Немногословность Стендаля и его искрометная ирония основаны на ряде исключений, которыми «прошита» вся ткань романа. Стоит читателю раз разгадать секрет оппозиций, как малейшее недопонимание между двумя персонажами сразу же обнаруживает фигуру страсть–тщеславие и разоблачает метафизическое желание. Тут все основано на контрасте между нормой и исключением. Переход от позитивного к негативному совершается так же быстро, как и от света — к темноте, когда мы щелкаем выключателем. На протяжении всего стендалевского романа мрак тщеславия освещается вспышками страсти.

Флобер вынужден обходиться без стендалевского света: провода обрезаны, ток не идет. Практически все флоберовские оппозиции строятся по образцу Реналь–Вально, но при этом становятся еще более бессодержательными и упертыми. У Стендаля при танце соперников присутствует некий свидетель, который может его для нас истолковать. Объясняя обращение г–на де Реналя в либерализм, Стендаль заставляет Жюльена «усмехнуться». У Флобера же нет больше ни света, ни возвышенности, позволяющей окинуть взглядом всю бескрайнюю буржуазную равнину, — и поэтому ее приходится проходить шаг за шагом.

* * *

Проблема Флобера — в том, чтобы показать ничтожность оппозиций без внешней помощи. Сюда же он примешивает и проблему глупости — и все его литературное творчество навязчиво пронизано этой темой. Для разрешения этой проблемы Флобер изобретает метод ложных перечней и антитез. Различные составляющие вселенной романа не могут вступить ни в какое реальное взаимодействие: они не стыкуются между собой и не конфликтуют. Симметрично нацелившись друг на друга, они возвращаются в никуда, обнаруживая в своей тупиковой диспозиции абсурд происходящего. Стороны выставляют одно орудие за другим, но это всегда игра с нулевой суммой. Речь идет о все тех же бессодержательных оппозициях между аристократами и буржуа, верующими и атеистами, реакционерами и республиканцами, любовниками и любовницами, отцами и детьми, богатыми и бедными… Мир романа напоминает дворец, украшенный абсурдными орнаментами и ложными окнами, которые пририсовывают «для симметрии».

Гротескные антитезы Флобера пародируют утонченные антитезы Гюго или те категории, на которых ученый–позитивист основывает свои классификации, — на его взгляд, исчерпывающие. У буржуа от этих иллюзорных богатств буквально темнеет в глазах. Произрастая из внутренней медиации, эти противоположные концепты раскрывают подлинную ценность плодов из вольного и бурно цветущего сада «Бувара и Пекюше». Сочинение Флобера представляет собой «рассуждение о малой степени реальности»69, но бесконечно более дерзновенное, чем у Андре Бретона, ибо здесь романист ополчается на науку и идеологию — главные столпы буржуазной истины, до тех пор всесильной. «Идеи» флоберовских персонажей еще более бессмысленны, чем у стендалевских тщеславцев, и напоминают бесполезные органы, что зачастую встречаются у животных и оставляют в недоумении, почему столь чудовищными придатками был наделен этот, а не другой вид.
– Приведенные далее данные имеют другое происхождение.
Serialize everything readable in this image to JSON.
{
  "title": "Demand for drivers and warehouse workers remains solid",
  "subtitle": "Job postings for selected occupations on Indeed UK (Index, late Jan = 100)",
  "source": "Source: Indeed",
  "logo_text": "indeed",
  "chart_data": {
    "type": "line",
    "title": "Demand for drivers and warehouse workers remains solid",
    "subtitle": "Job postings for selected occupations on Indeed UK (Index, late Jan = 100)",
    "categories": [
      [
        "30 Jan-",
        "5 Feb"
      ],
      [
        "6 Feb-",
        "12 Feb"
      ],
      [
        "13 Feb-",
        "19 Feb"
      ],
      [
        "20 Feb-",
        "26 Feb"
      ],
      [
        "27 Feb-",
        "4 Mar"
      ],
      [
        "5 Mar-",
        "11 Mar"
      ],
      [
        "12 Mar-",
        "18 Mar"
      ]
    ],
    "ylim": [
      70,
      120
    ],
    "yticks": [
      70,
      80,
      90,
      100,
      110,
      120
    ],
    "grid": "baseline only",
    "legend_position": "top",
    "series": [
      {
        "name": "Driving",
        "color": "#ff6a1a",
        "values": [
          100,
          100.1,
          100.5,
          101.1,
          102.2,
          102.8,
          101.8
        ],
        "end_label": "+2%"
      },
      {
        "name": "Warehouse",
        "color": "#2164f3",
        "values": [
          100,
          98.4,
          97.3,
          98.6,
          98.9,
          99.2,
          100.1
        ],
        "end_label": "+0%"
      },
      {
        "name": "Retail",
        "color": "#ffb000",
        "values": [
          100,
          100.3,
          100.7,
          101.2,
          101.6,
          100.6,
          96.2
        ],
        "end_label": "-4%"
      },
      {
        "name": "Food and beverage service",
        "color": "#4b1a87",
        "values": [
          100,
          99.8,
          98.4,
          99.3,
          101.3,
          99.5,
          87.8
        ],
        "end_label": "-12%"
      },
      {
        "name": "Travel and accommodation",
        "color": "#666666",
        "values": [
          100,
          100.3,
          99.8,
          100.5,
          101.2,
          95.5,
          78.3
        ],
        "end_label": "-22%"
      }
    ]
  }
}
Тут сразу же вспоминаются огромные рога у некоторых травоядных, которые служат им лишь затем, чтоб сходиться в нескончаемых и бесплодных схватках.
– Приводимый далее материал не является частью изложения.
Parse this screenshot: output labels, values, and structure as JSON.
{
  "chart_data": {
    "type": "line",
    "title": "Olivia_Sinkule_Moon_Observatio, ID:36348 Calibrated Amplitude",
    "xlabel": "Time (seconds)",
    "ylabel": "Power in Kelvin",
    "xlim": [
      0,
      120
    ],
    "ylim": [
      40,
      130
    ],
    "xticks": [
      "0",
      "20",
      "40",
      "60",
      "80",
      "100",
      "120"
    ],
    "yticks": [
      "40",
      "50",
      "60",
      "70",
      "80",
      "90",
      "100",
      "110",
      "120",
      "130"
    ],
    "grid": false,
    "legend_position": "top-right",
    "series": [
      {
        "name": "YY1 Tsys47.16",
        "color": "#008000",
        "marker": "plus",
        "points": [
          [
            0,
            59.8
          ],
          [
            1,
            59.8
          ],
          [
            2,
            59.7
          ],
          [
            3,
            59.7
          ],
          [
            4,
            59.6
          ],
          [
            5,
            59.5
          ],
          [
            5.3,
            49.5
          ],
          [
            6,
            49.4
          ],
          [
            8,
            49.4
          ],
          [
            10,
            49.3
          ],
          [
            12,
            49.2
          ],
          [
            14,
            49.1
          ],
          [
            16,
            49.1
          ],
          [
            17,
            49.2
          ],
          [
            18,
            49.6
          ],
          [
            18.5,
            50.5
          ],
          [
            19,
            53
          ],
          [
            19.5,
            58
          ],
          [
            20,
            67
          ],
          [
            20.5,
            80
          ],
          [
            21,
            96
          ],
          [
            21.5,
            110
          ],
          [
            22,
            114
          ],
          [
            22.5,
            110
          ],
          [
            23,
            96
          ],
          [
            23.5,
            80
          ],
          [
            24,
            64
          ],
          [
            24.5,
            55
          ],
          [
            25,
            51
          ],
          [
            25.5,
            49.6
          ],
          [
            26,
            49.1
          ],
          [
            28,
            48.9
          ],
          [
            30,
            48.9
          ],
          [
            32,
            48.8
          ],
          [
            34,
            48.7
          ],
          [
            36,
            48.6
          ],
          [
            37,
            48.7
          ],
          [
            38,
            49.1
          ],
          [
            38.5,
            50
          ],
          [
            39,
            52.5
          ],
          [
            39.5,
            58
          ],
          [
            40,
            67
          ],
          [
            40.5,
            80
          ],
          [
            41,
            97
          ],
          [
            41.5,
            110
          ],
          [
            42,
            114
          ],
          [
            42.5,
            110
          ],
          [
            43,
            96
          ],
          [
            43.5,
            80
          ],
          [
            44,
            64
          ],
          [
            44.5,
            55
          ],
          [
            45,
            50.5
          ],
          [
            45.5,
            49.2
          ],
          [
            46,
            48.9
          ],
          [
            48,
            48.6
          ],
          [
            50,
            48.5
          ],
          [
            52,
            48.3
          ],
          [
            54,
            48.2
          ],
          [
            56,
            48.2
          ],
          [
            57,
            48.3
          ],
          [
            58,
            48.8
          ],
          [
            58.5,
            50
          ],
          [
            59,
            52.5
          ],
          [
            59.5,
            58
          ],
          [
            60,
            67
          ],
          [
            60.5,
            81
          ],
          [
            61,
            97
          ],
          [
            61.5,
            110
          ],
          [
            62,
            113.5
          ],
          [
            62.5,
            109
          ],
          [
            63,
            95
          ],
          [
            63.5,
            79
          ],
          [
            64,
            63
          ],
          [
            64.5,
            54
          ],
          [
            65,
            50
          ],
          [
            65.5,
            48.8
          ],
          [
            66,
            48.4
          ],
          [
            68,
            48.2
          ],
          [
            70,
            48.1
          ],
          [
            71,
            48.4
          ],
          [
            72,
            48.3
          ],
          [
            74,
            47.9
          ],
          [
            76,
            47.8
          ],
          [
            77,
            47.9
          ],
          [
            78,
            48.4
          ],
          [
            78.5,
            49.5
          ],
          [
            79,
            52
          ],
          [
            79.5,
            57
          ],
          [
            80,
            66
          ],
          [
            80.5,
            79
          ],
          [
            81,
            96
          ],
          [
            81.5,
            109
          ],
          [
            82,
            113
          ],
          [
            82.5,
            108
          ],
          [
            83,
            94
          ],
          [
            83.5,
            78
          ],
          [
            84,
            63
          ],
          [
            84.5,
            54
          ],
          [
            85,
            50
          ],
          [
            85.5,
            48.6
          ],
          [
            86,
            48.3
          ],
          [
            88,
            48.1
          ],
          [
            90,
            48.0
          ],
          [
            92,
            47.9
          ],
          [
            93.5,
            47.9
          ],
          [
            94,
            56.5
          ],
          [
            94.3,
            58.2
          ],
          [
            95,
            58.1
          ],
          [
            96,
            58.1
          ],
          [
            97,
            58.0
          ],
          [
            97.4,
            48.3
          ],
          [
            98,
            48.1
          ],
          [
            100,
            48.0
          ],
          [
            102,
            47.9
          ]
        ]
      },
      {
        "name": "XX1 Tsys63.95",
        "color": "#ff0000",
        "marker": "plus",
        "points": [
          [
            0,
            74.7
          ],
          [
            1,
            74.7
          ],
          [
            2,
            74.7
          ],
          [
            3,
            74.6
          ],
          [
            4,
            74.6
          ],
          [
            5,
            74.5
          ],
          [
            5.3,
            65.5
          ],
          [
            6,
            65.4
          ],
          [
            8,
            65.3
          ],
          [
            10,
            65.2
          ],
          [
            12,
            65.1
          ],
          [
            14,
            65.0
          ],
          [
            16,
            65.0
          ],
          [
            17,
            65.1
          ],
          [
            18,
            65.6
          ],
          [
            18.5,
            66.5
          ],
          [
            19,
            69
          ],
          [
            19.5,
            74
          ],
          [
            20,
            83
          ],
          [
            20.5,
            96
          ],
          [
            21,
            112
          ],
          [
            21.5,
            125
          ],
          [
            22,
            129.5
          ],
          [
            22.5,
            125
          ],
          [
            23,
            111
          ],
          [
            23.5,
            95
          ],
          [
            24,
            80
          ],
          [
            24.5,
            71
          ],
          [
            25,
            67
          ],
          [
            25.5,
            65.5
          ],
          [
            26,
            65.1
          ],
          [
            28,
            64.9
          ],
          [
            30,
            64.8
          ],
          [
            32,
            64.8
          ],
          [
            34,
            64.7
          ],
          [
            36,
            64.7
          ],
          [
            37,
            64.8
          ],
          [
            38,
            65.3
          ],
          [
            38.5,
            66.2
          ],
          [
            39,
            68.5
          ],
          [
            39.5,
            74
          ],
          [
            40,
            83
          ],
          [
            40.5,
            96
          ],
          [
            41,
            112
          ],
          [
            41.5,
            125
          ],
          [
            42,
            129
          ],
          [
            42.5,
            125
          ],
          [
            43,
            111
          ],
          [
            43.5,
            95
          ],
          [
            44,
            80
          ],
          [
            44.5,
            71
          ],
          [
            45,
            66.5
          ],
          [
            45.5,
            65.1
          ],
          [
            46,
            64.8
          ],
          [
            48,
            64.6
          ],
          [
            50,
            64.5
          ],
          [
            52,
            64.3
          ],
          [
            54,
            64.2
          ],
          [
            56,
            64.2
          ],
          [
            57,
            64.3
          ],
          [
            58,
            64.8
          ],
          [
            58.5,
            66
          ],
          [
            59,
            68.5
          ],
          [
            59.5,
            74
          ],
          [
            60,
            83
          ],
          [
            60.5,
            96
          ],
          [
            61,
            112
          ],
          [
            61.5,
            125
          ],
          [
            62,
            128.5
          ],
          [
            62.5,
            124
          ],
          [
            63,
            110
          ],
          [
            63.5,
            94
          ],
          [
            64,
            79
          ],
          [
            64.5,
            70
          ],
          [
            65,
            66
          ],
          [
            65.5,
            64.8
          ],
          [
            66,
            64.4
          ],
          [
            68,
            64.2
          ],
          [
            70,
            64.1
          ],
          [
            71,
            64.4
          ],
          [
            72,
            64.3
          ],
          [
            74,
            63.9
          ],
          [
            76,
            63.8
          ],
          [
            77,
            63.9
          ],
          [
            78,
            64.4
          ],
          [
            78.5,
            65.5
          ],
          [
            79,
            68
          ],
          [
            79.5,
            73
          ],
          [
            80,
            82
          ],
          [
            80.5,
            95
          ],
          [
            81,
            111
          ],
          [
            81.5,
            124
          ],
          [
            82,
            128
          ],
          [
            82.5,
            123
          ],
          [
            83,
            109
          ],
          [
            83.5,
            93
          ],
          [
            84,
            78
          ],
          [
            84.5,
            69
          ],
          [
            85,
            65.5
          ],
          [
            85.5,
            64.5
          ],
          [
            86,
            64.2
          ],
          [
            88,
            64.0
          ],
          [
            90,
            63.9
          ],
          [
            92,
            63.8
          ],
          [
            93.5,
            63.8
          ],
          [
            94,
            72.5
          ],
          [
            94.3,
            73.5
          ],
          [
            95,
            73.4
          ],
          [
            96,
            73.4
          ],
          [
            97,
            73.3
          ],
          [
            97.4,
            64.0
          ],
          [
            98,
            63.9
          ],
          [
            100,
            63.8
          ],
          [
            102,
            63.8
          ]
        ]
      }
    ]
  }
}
Оппозиция питается от двух пустышек — духовной нищеты с той и другой стороны. Образы Оме и Бурнизьена символизируют две непримиримые и при этом солидарные части мелкобуржуазной Франции. Флоберовские парочки могут «мыслить» только в своем гротескном единстве — подобно двоим пьяницам, сохраняющим равновесие лишь благодаря тому, что оба вот–вот упадут. Оме и Бурнизьен обогащают друг друга и в итоге засыпают бок о бок, не допив своих чашек, возле бездыханного тела Эммы Бовари. Чем более зрелым становился флоберовский гений, тем жестче он заставлял сталкиваться оппонентов: тождество противоположностей утверждалось со все большей силой. Подобная эволюция приводит к Бувару и Пекюше, которые постоянно спорят и при этом дополняют друг друга не менее органично, чем две безделушки на каминной полке у буржуа.
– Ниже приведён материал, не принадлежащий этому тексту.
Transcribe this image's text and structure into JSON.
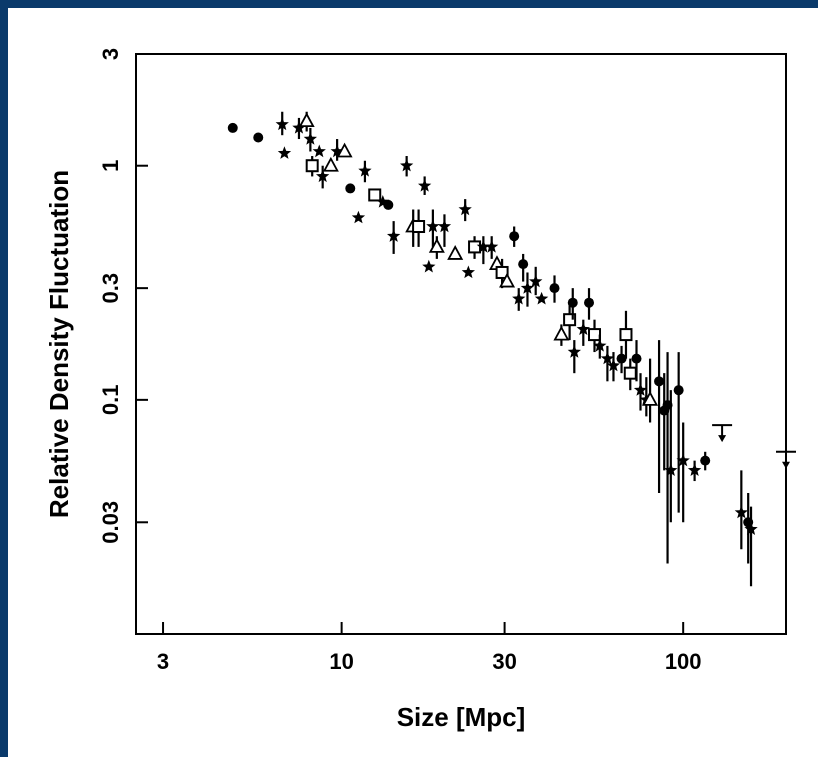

В этом последнем романе современная мысль теряет все остатки достоинства и силы, утрачивая постоянство и устойчивость. Ритм медиации ускоряется. Идеи и системы, теории и принципы сходятся в парных схватках — и притом всегда от противного. Оппозиции пожираются симметрией и играют отныне только декоративную роль. Так апофеоз мелкобуржуазного индивидуализма завершается нелепейшей буффонадой Тождественного и Взаимозаменяемого.